Just because the authorization to report mental health records is there, doesn’t mean it plays out in reality. State submission of records is voluntary.
Flawed Mental Health Record Submissions
A July 2012 report from the United States Government Accountability Office, an evaluative and investigative arm of Congress, reported a gap in submitted mental health records for NICS background checks.
Between October 2004 and October 2011, there was an increase in mental health records from 126,000 to 1.2 million, but this was by and large the result of about 12 states. Most others made little to no progress following NIAA.
According to the report, technological, legal and other challenges limit some states’ abilities to actively report mental health records.
In that time span, three states increased their total submitted mental health records to about 150,000 each, whereas nearly half of all states increased their records on average by less than 100. As of October 2011, 17 states and five U.S. territories provided fewer than 10 mental health records for the NICS Index.

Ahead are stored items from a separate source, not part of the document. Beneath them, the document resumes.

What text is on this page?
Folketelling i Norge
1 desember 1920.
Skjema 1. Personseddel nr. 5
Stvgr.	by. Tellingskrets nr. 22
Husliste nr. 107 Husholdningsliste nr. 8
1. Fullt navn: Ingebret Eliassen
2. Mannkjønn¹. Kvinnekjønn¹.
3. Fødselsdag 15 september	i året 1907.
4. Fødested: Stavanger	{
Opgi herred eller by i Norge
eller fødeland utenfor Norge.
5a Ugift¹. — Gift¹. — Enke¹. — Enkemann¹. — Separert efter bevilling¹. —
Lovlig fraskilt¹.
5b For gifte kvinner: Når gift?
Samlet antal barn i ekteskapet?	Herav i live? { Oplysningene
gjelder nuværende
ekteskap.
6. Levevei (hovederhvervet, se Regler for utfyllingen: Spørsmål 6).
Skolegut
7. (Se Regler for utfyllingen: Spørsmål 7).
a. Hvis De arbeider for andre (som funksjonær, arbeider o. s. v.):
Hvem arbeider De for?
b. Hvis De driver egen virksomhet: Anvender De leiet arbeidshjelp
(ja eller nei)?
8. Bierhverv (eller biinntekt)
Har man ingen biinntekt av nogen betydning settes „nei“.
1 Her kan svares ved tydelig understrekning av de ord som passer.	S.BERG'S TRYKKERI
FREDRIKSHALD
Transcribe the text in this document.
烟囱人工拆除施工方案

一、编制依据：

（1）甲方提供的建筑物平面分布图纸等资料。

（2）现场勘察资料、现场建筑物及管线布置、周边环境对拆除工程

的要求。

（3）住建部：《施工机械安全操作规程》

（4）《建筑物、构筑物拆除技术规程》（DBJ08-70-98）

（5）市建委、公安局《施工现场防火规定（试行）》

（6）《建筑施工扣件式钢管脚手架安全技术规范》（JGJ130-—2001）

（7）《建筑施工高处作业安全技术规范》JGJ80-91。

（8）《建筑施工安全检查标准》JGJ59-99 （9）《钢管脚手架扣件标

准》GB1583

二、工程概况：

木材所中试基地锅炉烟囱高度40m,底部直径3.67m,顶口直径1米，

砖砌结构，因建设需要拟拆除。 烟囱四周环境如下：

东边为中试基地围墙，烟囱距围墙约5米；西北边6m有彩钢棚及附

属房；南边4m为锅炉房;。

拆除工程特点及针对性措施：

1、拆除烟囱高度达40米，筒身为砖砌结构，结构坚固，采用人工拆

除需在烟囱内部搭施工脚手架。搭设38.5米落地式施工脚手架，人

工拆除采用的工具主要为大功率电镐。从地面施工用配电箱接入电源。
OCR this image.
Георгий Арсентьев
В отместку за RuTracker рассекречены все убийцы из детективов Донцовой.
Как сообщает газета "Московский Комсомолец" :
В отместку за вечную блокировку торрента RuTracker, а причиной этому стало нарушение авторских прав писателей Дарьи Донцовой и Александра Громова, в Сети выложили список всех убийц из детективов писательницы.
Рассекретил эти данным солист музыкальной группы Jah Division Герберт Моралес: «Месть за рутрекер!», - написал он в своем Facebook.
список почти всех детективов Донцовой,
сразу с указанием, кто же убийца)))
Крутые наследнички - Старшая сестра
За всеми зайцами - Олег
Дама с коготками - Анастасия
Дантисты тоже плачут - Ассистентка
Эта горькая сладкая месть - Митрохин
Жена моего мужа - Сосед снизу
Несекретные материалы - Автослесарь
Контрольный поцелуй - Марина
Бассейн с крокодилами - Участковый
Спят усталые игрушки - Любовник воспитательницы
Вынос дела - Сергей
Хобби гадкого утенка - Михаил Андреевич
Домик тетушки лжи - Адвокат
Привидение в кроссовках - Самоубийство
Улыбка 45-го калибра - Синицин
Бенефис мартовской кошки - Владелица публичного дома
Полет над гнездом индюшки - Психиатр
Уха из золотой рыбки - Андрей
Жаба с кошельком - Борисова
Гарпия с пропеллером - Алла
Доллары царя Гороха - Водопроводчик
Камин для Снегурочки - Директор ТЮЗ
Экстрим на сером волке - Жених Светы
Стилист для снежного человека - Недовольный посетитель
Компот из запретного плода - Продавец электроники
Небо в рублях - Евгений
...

Federally funded grants are offered to offset costs and incentivize the process of actually submitting data on potentially dangerously mentally ill patients, and while things may have improved, even since the report in 2012, mental health remains a key issue in the spectrum of gun legislation.
Time will only tell how the standards, reporting mechanisms and systematic flaws will change how mental health records are improved.
As it stands, mental health reporting and healthcare remains debatably as much of a powerful tool for public safety as do the rights the Second Amendment affords. When and how mental health and firearms become interrelated, however, only serves to highlight, exacerbate and complicate bipartisan discussion on gun rights.